São Paulo (AUN - USP) - A crise energética e o racionamento do ano passado já mostraram ao país que o sistema energético brasileiro é insustentável. No entanto, os seus limites são maiores do que aparentam. Se mantivermos o atual modelo energético, o sistema entrará em colapso em 20 anos. Estas são as conclusões do professor Célio Bermann, do Instituto de Eletrotécnica e Energia da USP, em pesquisa realizada em conjunto com a ONG "Brasil Democrático e Sustentável".
O trabalho foi realizado durante dois anos e reunido no livro "Energia: para Que? Para Quem?", publicado pela Editora Livraria do Instituto de Física e lançado durante o Fórum Social Mundial de Porto Alegre. O objetivo do livro é apresentar de forma didática os limites do modelo energético e apontar saídas para a construção de uma alternativa sustentável para a geração de energia no Brasil.

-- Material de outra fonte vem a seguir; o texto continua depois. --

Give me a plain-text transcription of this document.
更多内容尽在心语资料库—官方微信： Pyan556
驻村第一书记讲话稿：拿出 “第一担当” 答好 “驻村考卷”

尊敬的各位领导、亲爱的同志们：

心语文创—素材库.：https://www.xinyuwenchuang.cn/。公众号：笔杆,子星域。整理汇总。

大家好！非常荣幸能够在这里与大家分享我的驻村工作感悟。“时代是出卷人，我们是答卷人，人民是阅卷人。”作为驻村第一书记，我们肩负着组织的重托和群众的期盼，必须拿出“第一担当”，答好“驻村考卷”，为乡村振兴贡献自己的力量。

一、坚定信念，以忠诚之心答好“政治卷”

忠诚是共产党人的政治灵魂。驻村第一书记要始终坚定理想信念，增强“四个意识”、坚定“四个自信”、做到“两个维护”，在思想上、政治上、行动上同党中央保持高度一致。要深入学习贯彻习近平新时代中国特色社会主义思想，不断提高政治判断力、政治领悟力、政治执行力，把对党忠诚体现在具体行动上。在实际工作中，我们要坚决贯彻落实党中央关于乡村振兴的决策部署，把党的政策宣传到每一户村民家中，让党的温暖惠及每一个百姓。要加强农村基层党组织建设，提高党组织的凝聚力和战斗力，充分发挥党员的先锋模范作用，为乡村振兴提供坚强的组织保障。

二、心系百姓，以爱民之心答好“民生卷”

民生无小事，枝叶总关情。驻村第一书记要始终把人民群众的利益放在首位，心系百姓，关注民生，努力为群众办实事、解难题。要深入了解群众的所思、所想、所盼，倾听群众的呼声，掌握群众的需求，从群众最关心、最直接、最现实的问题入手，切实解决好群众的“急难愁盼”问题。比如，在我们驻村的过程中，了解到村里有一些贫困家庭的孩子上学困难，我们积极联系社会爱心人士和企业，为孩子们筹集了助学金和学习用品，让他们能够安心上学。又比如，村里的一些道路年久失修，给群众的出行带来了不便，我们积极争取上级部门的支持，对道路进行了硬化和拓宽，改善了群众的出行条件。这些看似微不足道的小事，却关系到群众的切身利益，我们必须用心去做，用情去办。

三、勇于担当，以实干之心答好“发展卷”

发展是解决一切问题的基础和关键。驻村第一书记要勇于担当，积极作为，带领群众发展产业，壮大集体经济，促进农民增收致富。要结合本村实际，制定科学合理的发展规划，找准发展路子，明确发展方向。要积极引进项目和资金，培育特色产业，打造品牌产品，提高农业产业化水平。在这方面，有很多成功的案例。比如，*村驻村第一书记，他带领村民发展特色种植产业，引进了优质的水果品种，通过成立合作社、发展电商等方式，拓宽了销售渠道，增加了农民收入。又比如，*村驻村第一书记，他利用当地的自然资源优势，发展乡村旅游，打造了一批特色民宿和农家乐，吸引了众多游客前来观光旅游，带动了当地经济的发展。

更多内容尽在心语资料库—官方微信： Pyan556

Algumas informações do livro derrubam mitos consolidados no discurso dominante sobre energia. Por exemplo, ao contrário do que se pensa, as grandes usinas hidrelétricas não são fontes limpas e baratas de energia, mas são grandes emissoras de gases efeito estufa. Se todo o potencial hidrelétrico da Amazônia fosse aproveitado, o Brasil teria um crescimento de 75% das emissões de gases efeito estufa na atmosfera.
A razão disso é o fato de que nas usinas construídas até agora não houve a preocupação em retirar a cobertura vegetal do solo. Os gases emitidos pelos reservatórios são conseqüência direta do apodrecimento desta cobertura vegetal, e acabam poluindo a água e a atmosfera. "Dizendo em português claro, os reservatórios das usinas são grandes penicos", diz o professor Célio Bermann.
As termelétricas, apontadas como solução para a crise energética, também não são uma alternativa. De acordo com o estudo, as termelétricas previstas para serem instaladas até 2005 podem elevar a emissão de dióxido de carbono na atmosfera em 33%, o que significa 100 milhões de toneladas deste gás a mais por ano. O problema se agrava pelo fato de que a maior parte das usinas será instalada próxima aos grandes centros urbanos.
As saídas apontadas pelo estudo passam por uma relocalização das usinas termelétricas e pelo investimento em fontes alternativas como energia eólica, solar e biomassa. Só a cogeração de energia a partir do bagaço de cana, por exemplo, pode significar um acréscimo de 3000 MW ao sistema elétrico nacional. O potencial da energia eólica no Brasil chega a 29000 MW, quase o equivalente a todo o Programa Prioritário de Termeletricidade do governo federal, criado em função da crise energética de 2001.
Em curto prazo, o estudo propõe medidas como incentivo à cogeração de energia a partir de resíduos como esgoto, lixo e bagaço de cana, a substituição do diesel importado pelo óleo vegetal, a utilização do gás natural em ônibus e automóveis e a substituição do chuveiro elétrico por aquecedores a gás. "É possível acrescentar 23.300 MW ao sistema elétrico brasileiro sem construir grandes usinas termelétricas ou hidrelétricas", conclui o professor. Esta potência equivale a 33% da atual capacidade instalada do sistema elétrico.
Participaram do estudo organizações não governamentais como a FASE - Federação das Organizações de Assistência Social e Educação -, IBASE - Instituto Brasileiro de Análises Sociais e Econômicas -, PACS - Programa de Alternativas para o Cone Sul - e REDEH - Rede para o Desenvolvimento Humano. Além dessas, participaram o Programa Interunidades de Pós-graduação em Energia da USP e o IPPUR (Instituto de Planejamento e Pesquisa Urbana e Regional) da Universidade Federal do Rio de Janeiro.